No one should have to beg for a job they shouldn’t have lost in the first place

12 05 2009

During his election campaign, Obama said, “We’re spending large sums of money to kick highly qualified gays or lesbians out of our military, some of whom possess specialties like Arab-language capabilities that we desperately need.  And then just last week, the US Army discharged National Guard Lieutenant Daniel Choi, an Arabic linguist who also served in Iraq, because he came out as a gay man.  Choi is fighting his dismissal and has written a letter to Congress and to Obama imploring them not to fire him:

As an infantry officer, I am not accustomed to begging. But I beg you today: Do not fire me. Do not fire me because my soldiers are more than a unit or a fighting force – we are a family and we support each other. We should not learn that honesty and courage leads to punishment and insult. Their professionalism should not be rewarded with losing their leader. I understand if you must fire me, but please do not discredit and insult my soldiers for their professionalism.
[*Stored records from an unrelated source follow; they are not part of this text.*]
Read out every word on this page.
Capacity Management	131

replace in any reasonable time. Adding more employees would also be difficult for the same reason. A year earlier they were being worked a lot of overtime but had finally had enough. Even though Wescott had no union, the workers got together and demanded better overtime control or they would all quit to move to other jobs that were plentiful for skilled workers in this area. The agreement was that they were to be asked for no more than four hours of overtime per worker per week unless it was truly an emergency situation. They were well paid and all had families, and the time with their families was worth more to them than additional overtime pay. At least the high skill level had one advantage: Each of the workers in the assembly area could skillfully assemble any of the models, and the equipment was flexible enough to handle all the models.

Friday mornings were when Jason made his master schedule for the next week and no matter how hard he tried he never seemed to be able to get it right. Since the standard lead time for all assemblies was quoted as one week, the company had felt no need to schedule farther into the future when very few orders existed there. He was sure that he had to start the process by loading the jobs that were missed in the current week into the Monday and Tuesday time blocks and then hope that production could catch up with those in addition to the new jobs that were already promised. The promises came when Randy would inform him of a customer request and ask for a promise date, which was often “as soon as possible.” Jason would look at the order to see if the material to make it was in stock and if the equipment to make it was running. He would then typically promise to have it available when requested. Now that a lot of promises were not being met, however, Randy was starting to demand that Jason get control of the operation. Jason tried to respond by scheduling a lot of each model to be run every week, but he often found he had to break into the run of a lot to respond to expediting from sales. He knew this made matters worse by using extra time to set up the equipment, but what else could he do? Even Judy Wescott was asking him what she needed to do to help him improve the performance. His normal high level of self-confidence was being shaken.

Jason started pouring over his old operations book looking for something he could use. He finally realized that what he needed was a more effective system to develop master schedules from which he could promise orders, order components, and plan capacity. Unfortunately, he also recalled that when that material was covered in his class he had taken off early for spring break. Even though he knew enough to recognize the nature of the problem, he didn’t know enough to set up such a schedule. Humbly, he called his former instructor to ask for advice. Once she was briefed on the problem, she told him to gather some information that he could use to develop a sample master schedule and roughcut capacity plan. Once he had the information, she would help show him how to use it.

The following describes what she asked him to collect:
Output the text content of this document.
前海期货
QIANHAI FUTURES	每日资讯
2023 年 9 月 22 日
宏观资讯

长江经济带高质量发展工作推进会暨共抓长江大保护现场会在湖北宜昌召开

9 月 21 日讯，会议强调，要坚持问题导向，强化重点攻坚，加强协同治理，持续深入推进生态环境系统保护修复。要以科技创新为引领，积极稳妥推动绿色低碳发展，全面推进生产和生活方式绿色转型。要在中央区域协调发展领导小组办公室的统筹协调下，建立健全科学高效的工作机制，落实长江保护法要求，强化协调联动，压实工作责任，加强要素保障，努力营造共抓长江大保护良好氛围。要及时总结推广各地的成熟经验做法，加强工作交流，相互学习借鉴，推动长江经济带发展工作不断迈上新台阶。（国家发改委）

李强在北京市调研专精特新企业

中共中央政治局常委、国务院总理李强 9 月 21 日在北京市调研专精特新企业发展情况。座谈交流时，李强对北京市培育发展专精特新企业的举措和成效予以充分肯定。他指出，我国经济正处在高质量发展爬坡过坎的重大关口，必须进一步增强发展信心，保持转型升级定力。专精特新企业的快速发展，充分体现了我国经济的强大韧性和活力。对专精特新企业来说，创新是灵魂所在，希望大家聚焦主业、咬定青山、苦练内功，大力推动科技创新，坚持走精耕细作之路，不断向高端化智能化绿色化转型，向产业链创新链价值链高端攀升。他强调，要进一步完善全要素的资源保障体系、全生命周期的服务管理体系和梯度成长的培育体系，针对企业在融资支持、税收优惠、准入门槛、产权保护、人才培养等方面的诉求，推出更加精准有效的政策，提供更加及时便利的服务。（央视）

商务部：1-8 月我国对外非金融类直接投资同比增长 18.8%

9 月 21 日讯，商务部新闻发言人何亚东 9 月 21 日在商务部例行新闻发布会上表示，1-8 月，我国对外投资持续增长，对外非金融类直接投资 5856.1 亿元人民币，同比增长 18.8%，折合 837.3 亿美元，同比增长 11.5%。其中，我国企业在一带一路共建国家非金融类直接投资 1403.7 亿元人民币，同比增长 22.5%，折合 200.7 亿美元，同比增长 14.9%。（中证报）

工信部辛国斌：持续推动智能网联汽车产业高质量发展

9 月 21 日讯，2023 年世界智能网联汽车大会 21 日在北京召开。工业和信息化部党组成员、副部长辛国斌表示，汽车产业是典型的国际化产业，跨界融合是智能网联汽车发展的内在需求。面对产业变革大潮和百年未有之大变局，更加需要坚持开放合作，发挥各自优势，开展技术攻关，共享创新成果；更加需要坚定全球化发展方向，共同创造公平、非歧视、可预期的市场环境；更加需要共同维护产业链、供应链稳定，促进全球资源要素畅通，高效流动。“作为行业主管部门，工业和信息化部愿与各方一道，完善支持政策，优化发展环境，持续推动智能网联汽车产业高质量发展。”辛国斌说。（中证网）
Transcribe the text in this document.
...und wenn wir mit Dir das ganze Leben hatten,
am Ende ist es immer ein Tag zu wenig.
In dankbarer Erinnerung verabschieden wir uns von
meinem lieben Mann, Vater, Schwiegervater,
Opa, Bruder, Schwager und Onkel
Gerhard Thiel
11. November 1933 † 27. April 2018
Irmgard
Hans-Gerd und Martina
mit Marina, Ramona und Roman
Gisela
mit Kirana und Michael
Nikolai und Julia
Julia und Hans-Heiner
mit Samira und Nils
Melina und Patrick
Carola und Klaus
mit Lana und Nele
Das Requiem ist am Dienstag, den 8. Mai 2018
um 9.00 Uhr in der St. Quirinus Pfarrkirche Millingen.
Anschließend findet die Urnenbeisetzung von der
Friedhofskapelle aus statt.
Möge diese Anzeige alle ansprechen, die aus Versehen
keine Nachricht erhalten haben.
When I was commissioned I was told that I serve at the pleasure of the President. I hope I have not displeased anyone by my honesty. I love my job. I want to deploy and continue to serve with the unit I respect and admire. I want to continue to serve our country because of everything it stands for.

Please do not wait to repeal Don’t Ask, Don’t Tell. Please do not fire me.

This is a heartbreaking letter that really demonstrates the human consequences of Don’t Ask, Don’t Tell.  Imagine Choi’s position… He was and still is committed to his (former) job and wants to continue serving with his unit, which he calls “a family” that supports each other.  The only reason he was discharged is because he openly came out about being gay.  That is not sufficient grounds to fire a qualified, dedicated, good worker.

Meanwhile, back in January Army officer Sandy Tsao also came out to her superiors as a lesbian and wrote to Obama saying, “I do hope, Mr. President, that you will help us to win the war against prejudice.”  In May, she received a handwritten response from him:


Obama wrote, “I am committed to changing our current policy.  Although it will take some time to complete (partly because it is under Congressional action.)  I intend to fulfill my commitment!”  While I have a great deal of respect and admiration for Obama, the “it will take some time to complete” stuff is frustrating.  Repealing Don’t Ask, Don’t Tell should be a top priority that should be taken care of sooner rather than later.